Are we on the verge of a double-dip in housing? The graph above, courtesy of Citi, certainly looks ominous enough. The blue line is a Royal Institute of Chartered Surveyors metric for the balance of surveyors reporting rising house prices - and, last month, it slipped into negative territory for the first time since July 2009. The pink line is the rise in house prices, year on year - and it's heading downwards too. At first glance, the picture looks a lot like the peak which preceded the crash in 2008. The question is whether we're going to plumb a similar trough.
Citi, it must be said, are fairly sanguine about our prospects. Their briefing paper summarises the position thus:
"It is unclear at present if the housing dip is temporary or the start of a second downturn, but we suspect the former. Uncertainties ahead of the late-June Budget may have capped housing demand, while housing supply probably is being boosted by a desire to sell before next year's planned rise in capital gains tax. The rise in supply may persist for a while, but with the economy gradually improving, we doubt there will be a sustained retreat in demand. House prices are leveling off, but the period of major declines is probably past."

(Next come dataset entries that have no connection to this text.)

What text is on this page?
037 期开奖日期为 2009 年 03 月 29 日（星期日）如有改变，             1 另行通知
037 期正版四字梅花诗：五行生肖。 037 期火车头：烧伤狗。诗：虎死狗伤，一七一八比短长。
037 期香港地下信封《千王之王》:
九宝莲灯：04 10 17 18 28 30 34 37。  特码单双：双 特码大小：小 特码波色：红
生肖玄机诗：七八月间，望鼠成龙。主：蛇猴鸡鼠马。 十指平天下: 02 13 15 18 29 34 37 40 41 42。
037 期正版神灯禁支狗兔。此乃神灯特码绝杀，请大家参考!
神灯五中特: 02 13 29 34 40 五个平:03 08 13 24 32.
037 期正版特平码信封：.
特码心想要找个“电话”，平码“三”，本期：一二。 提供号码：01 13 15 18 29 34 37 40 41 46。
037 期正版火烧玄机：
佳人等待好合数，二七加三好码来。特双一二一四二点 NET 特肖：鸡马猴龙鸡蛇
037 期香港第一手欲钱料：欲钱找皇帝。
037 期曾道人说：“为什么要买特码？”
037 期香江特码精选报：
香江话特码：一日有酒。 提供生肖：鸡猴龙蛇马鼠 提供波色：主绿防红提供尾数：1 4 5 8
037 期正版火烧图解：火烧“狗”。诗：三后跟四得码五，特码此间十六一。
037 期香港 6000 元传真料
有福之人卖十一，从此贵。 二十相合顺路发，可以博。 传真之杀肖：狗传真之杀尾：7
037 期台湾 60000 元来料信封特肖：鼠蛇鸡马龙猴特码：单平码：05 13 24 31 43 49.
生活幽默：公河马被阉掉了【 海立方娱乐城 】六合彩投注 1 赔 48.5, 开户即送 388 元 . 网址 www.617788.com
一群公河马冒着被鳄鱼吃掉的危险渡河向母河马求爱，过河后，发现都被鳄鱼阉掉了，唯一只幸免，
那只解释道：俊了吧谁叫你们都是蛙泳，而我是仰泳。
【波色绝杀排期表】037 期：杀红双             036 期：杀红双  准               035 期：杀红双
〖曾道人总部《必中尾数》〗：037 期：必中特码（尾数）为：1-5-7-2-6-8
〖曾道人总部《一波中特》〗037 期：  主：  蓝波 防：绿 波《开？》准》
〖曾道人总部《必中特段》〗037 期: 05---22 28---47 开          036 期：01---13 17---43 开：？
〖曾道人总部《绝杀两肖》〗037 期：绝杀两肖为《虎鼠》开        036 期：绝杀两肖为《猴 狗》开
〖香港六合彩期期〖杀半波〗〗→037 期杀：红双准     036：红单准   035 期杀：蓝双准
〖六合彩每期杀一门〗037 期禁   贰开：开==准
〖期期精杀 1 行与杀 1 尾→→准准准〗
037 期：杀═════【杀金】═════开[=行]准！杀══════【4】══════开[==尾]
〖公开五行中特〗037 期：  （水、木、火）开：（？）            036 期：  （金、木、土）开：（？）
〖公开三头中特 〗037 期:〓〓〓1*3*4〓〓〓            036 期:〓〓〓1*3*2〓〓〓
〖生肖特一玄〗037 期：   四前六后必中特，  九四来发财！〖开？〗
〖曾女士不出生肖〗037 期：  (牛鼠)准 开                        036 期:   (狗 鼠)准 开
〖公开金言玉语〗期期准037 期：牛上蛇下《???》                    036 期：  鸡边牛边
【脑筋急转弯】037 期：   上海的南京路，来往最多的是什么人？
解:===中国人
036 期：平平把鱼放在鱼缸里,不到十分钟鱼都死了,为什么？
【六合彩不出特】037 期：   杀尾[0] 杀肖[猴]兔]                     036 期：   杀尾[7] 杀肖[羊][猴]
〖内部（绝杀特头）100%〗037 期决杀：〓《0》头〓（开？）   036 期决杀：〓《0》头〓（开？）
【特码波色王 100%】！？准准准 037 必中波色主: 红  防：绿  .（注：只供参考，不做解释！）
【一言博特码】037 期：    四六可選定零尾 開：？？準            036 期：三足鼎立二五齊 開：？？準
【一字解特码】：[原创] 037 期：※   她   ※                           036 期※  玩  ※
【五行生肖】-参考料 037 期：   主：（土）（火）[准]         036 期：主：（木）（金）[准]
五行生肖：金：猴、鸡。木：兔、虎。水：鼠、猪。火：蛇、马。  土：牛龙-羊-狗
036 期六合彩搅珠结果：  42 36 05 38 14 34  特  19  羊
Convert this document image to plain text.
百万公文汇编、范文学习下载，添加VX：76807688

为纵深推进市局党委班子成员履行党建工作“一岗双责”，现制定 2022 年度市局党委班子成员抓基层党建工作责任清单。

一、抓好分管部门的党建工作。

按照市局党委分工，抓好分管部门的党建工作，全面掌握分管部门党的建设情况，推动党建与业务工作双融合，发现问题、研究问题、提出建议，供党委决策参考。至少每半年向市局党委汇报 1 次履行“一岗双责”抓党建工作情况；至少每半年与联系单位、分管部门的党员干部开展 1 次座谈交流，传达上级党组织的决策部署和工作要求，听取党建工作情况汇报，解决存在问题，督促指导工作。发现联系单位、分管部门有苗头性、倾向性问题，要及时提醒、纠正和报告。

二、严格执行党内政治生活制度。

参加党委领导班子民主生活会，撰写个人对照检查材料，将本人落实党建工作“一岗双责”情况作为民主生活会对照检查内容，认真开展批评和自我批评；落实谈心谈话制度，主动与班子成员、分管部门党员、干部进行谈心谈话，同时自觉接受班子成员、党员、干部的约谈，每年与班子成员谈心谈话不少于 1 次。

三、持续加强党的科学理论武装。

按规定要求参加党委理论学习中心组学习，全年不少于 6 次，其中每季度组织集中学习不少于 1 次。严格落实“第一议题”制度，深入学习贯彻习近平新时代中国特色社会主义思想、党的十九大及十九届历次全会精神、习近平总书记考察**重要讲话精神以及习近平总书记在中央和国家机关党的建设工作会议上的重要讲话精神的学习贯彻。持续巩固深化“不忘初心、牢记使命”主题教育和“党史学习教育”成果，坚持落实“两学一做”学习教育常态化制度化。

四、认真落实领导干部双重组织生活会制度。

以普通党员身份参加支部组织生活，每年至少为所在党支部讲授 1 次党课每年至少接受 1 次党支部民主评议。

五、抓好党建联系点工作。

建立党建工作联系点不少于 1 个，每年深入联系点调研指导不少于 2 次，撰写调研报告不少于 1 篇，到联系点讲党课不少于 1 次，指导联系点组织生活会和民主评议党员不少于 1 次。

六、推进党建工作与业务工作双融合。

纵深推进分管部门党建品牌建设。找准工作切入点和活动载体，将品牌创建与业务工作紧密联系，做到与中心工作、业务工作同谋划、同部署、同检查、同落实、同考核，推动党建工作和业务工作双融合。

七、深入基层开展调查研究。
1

And, to some extent, it is also the last thing that George Osborne would wish for. These wobbles in the recovery will give Labour an opportunity to question his economic management, and to put the coaltion on the back foot. Their attack, no doubt, will be that the spending cuts in the Emergency Budget have put the country into reverse gear. But Osborne should remain undaunted in response, and press home a simple message: £8.1 billion of cuts this year isn't really going to up-end an economy of £1.4 trillion.